Crabapple Jelly with Chili Flakes (and less sugar)

This is not your kids apple jelly. Wonderful as Christmas gifts. Perfect with a soft cheese and some crusty bread or a delicate cracker. Crabapple Jelly Adapted from a recipe from Practical Self Reliance blog Crabapples (taste for sweetness - some are SO bitter that they aren't worth bothering with) 1 cup water for ever pound of apples (about 2 cups apple by volume) 50% sugar for volume of crabapples (so, for example, if you have 3 cups apples, you want 1 1/2 cups sugar) 1 tbsp fresh lemon juice for about every 3 cups finished apple juice 1 tsp chili flakes of your choice for every 3 cups juice Wash and cut crabapples in half.
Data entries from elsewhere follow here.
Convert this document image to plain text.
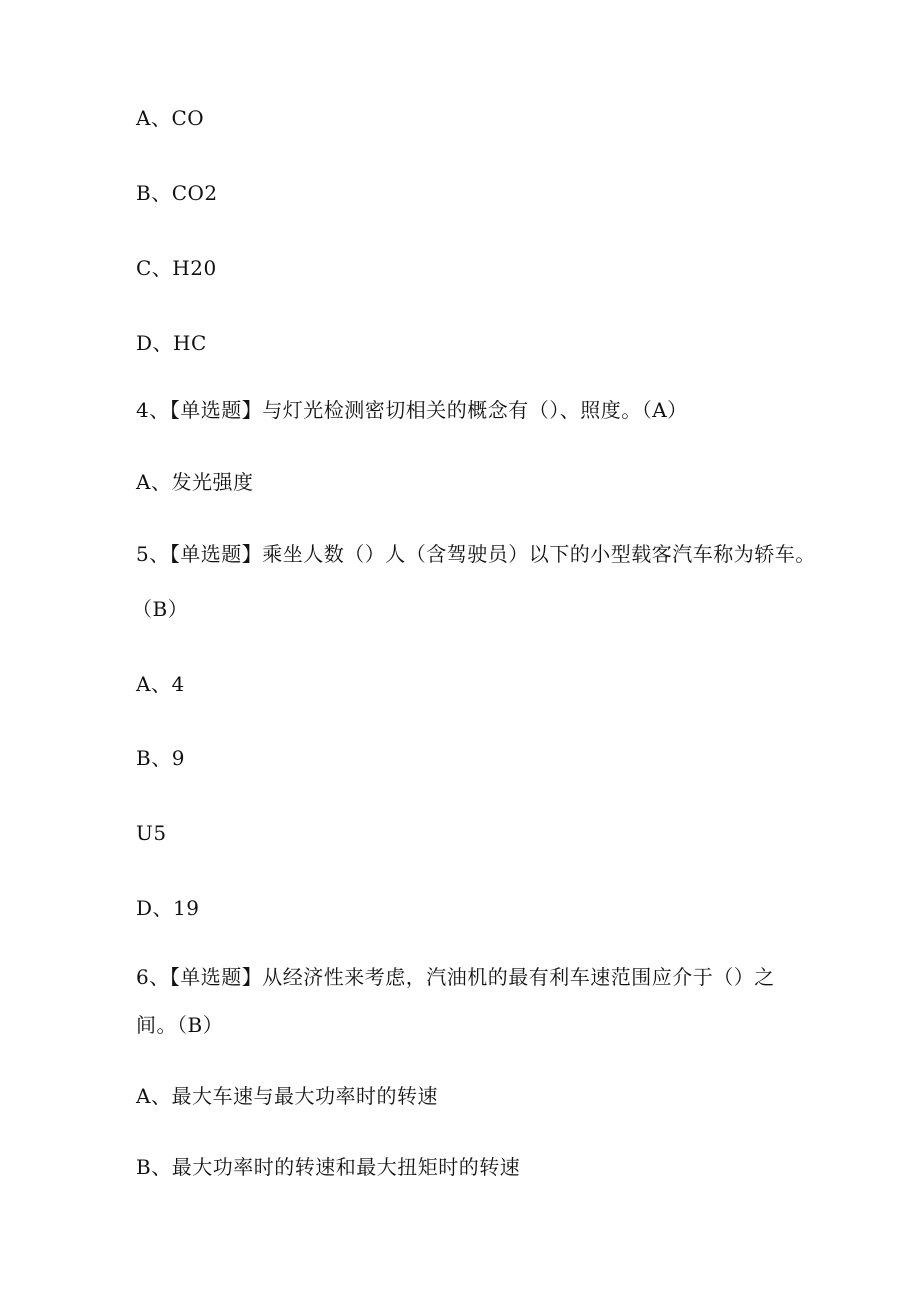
A、CO
B、CO2
C、H20
D、HC
4、【单选题】与灯光检测密切相关的概念有（）、照度。（A）
A、发光强度
5、【单选题】乘坐人数（）人（含驾驶员）以下的小型载客汽车称为轿车。
（B）
A、4
B、9
U5
D、19
6、【单选题】从经济性来考虑，汽油机的最有利车速范围应介于（）之
间。（B）
A、最大车速与最大功率时的转速
B、最大功率时的转速和最大扭矩时的转速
Place in a heavy bottomed pot with water and simmer until soft, about 30 minutes. Mash if necessary (some don't break down otherwise). Place cooked apple pulp in a jelly or homebrew straining bag. Let drip until no more liquid comes out. Then carefully squeeze the bag to remove more liquid, if desired (may result in a more cloudy jelly but you will get much more volume). Measure result in cups. Place apple juice into a heavy bottomed pot. For every cup of juice, add 1/2 cup sugar. For ever 3 cups juice, add 1 tbsp lemon juice. Heat mixture to boiling and skim off foam. Add about 1 tsp chili flake for every 3 cups liquid. Using a candy thermometer, heat mixture to 220 degrees (between sea level and 1,000 ft. Decrease temperature by 2 degrees for each additional 1,000 ft in elevation). Test thickness of solution frequently and turn off heat as SOON AS IT REACHES TEMPERATURE. Ladle hot jam into jars, leaving 1/4 in head space. Cap and water bath can for 10 minutes.